In terms of debt management, Bangladesh is currently not under pressure like Sri Lanka. However, we must remain alert, since many of the megaprojects in the country are foreign-debt-financed and, in recent years, the amount of foreign debt has been on the rise. There are also concerns related to the lack of proper feasibility studies and the cost and time overruns in many megaprojects. All these may create unwanted pressure on Bangladesh’s debt burden in the future. Thus, a proper stocktaking of the current megaprojects in this regard is warranted.
Bangladesh is yet to recover from the Covid pandemic. While economic recovery is visible, social recovery in terms of improvement in poor people’s livelihood and jobs is slow and not visible enough. Several surveys by Sanem have shown that, while micro- and small enterprises were the primary victims of the Covid fallout, they received the lowest support from the government, and their recovery remained much slower than that of larger-sized firms. Also, in the absence of sufficient support from the government through social protection, affected households resorted to various crisis-coping strategies, risking some long-term negative implications for these households and the economy. Therefore, while the government has a priority to focus more on economic recovery and macroeconomic stability right now, the need to address the concerns of poverty, vulnerability and rising inequality is equally crucial.
Over the last two decades, while Bangladesh has been doing well in macroeconomic stability, such stability came at the cost of lost opportunities for social development as successive governments continued spending very little on education, healthcare, and social protection. Such low social spending can primarily be explained by successive failed attempts to raise the miserably low tax-GDP ratio. However, there are also concerns that policymakers are yet to get their priorities right in the case of investing highly in education, health, and social protection.

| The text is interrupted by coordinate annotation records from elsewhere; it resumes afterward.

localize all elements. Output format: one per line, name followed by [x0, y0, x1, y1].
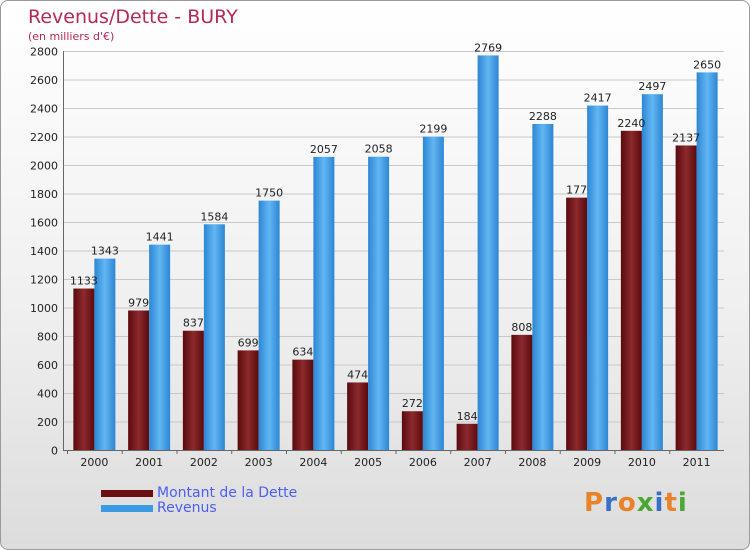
data-label-revenus-2006: 2199 — [419, 123, 447, 136]
y-tick-label-1200: 1200 — [30, 274, 58, 287]
bar-dette-2007 — [456, 423, 478, 450]
x-tick-label-2011: 2011 — [683, 456, 711, 469]
legend-label-revenus: Revenus — [157, 500, 217, 516]
chart-title: Revenus/Dette - BURY — [28, 6, 238, 28]
data-label-revenus-2001: 1441 — [146, 231, 174, 244]
data-labels: 1133 1343 979 1441 837 1584 699 1750 634 2057 474 2… — [70, 41, 721, 422]
data-label-dette-2004: 634 — [292, 346, 313, 359]
y-tick-label-600: 600 — [37, 359, 58, 372]
data-label-dette-2000: 1133 — [70, 275, 98, 288]
bar-dette-2011 — [675, 145, 697, 451]
bar-revenus-2004 — [313, 156, 335, 450]
y-tick-label-2800: 2800 — [30, 46, 58, 59]
data-label-revenus-2007: 2769 — [474, 41, 502, 54]
legend-swatch-revenus — [101, 505, 153, 512]
logo-letter: o — [617, 488, 637, 518]
data-label-revenus-2005: 2058 — [365, 143, 393, 156]
axes: 0 200 400 600 800 1000 1200 1400 1600 1800 2000 220… — [30, 46, 724, 469]
data-label-revenus-2011: 2650 — [693, 58, 721, 71]
logo-letter: i — [677, 488, 688, 518]
x-tick-label-2010: 2010 — [628, 456, 656, 469]
x-tick-label-2002: 2002 — [190, 456, 218, 469]
data-label-dette-2003: 699 — [238, 336, 259, 349]
x-tick-label-2000: 2000 — [80, 456, 108, 469]
y-tick-label-2400: 2400 — [30, 103, 58, 116]
data-label-dette-2002: 837 — [183, 317, 204, 330]
bar-revenus-2006 — [422, 136, 444, 450]
bar-dette-2006 — [401, 411, 423, 450]
y-tick-label-1600: 1600 — [30, 217, 58, 230]
data-label-dette-2011: 2137 — [672, 131, 700, 144]
proxiti-logo: Proxiti — [584, 488, 688, 518]
bar-revenus-2005 — [368, 156, 390, 451]
y-tick-label-2600: 2600 — [30, 74, 58, 87]
bar-dette-2010 — [620, 130, 642, 451]
x-tick-label-2006: 2006 — [409, 456, 437, 469]
y-tick-label-1400: 1400 — [30, 245, 58, 258]
y-tick-label-0: 0 — [51, 445, 58, 458]
bar-revenus-2007 — [477, 55, 499, 450]
data-label-revenus-2002: 1584 — [200, 210, 228, 223]
bar-revenus-2002 — [203, 224, 225, 450]
logo-letter: i — [654, 488, 665, 518]
y-tick-label-1000: 1000 — [30, 302, 58, 315]
legend-label-dette: Montant de la Dette — [157, 485, 298, 501]
bar-dette-2001 — [128, 310, 150, 450]
y-tick-label-800: 800 — [37, 331, 58, 344]
bar-revenus-2010 — [641, 94, 663, 451]
data-label-dette-2008: 808 — [511, 321, 532, 334]
y-tick-label-200: 200 — [37, 416, 58, 429]
data-label-revenus-2004: 2057 — [310, 143, 338, 156]
x-tick-label-2001: 2001 — [135, 456, 163, 469]
logo-letter: r — [604, 488, 618, 518]
data-label-dette-2010: 2240 — [617, 117, 645, 130]
data-label-dette-2006: 272 — [402, 397, 423, 410]
bar-dette-2000 — [73, 288, 95, 450]
chart-subtitle: (en milliers d'€) — [28, 30, 115, 43]
bar-revenus-2001 — [149, 244, 171, 450]
bar-revenus-2009 — [587, 105, 609, 450]
data-label-revenus-2009: 2417 — [584, 92, 612, 105]
bar-dette-2005 — [347, 382, 369, 450]
x-tick-label-2005: 2005 — [354, 456, 382, 469]
data-label-revenus-2000: 1343 — [91, 245, 119, 258]
bar-revenus-2000 — [94, 258, 116, 450]
y-tick-label-2000: 2000 — [30, 160, 58, 173]
x-tick-label-2004: 2004 — [299, 456, 327, 469]
logo-letter: x — [636, 488, 655, 518]
grid-lines — [63, 51, 724, 451]
data-label-dette-2009: 177 — [566, 184, 587, 197]
data-label-revenus-2003: 1750 — [255, 187, 283, 200]
y-tick-label-2200: 2200 — [30, 131, 58, 144]
bar-dette-2004 — [292, 359, 314, 450]
data-label-revenus-2010: 2497 — [638, 80, 666, 93]
x-tick-label-2007: 2007 — [464, 456, 492, 469]
data-label-revenus-2008: 2288 — [529, 110, 557, 123]
data-label-dette-2005: 474 — [347, 368, 368, 381]
bar-revenus-2008 — [532, 123, 554, 451]
x-tick-label-2008: 2008 — [518, 456, 546, 469]
bar-revenus-2003 — [258, 200, 280, 450]
logo-letter: t — [664, 488, 678, 518]
bars — [73, 55, 718, 451]
x-tick-label-2003: 2003 — [245, 456, 273, 469]
y-tick-label-1800: 1800 — [30, 188, 58, 201]
data-label-dette-2007: 184 — [457, 410, 478, 423]
bar-revenus-2011 — [696, 72, 718, 450]
bar-dette-2002 — [182, 330, 204, 450]
logo-letter: P — [584, 488, 605, 518]
x-tick-label-2009: 2009 — [573, 456, 601, 469]
y-tick-label-400: 400 — [37, 388, 58, 401]
data-label-dette-2001: 979 — [128, 296, 149, 309]
bar-dette-2008 — [511, 334, 533, 450]
bar-dette-2003 — [237, 350, 259, 450]
legend-swatch-dette — [101, 490, 153, 497]
bar-dette-2009 — [566, 197, 588, 450]
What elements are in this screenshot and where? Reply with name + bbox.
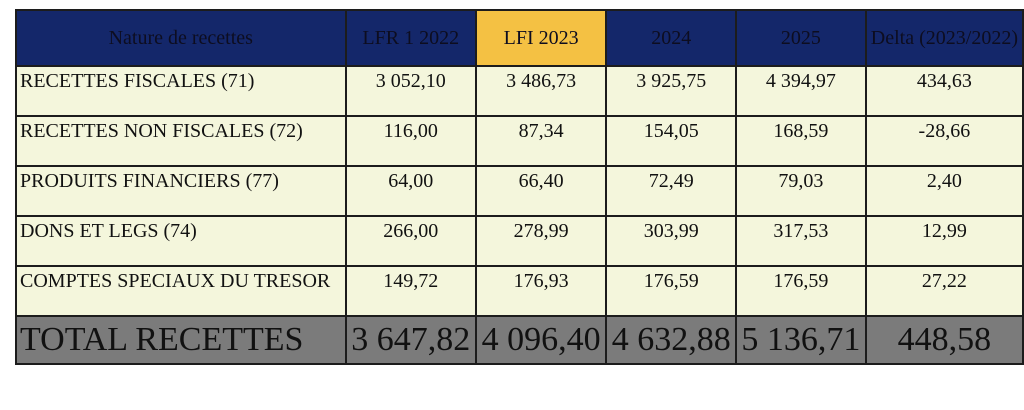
value-cell: 66,40: [474, 165, 608, 217]
revenue-table: Nature de recettes LFR 1 2022 LFI 2023 2024…: [15, 9, 1024, 365]
value-cell: 27,22: [864, 265, 1024, 317]
total-label: TOTAL RECETTES: [15, 315, 347, 365]
value-cell: 79,03: [735, 165, 867, 217]
value-cell: 116,00: [344, 115, 477, 167]
total-cell: 448,58: [864, 315, 1024, 365]
header-cell: Delta (2023/2022): [864, 9, 1024, 67]
total-cell: 4 096,40: [474, 315, 608, 365]
value-cell: 266,00: [344, 215, 477, 267]
value-cell: 317,53: [735, 215, 867, 267]
value-cell: 3 925,75: [605, 65, 738, 117]
data-row: COMPTES SPECIAUX DU TRESOR 149,72 176,93 17…: [15, 265, 1024, 317]
value-cell: 4 394,97: [735, 65, 867, 117]
value-cell: 434,63: [864, 65, 1024, 117]
row-label: PRODUITS FINANCIERS (77): [15, 165, 347, 217]
header-cell: 2024: [605, 9, 738, 67]
value-cell: 3 486,73: [474, 65, 608, 117]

There is a need to resolve the high mismatch between the government’s stated objectives, plans, and programmes mentioned in critical policy documents (like the Sixth, Seventh and Eighth Five-Year Plans, and the Perspective Plan) and the approaches taken in the annual budgets. All the critical policy documents focused heavily on the significant departure from poor public spending on social sectors, substantially enhancing the tax-GDP ratio, and reforms in some vital economic domains like taxation, banking, capital markets, and export diversification. However, the approaches taken in the annual budgets remained primarily incremental in nature, with no clear links with the critical policy documents and no clear direction of the changes.
Bangladesh is facing its biggest macroeconomic challenge in a decade. The country will also be confronting a new set of challenges after its graduation from the LDC status by 2026. At the same time, Bangladesh aims to achieve large development goals by 2030. Therefore, incremental approaches taken in the national budgets will not be helpful at all. The issue of resolving policy paralysis in undertaking and effectively implementing important policies, strategies, plans, and programmes will remain critical in the coming days.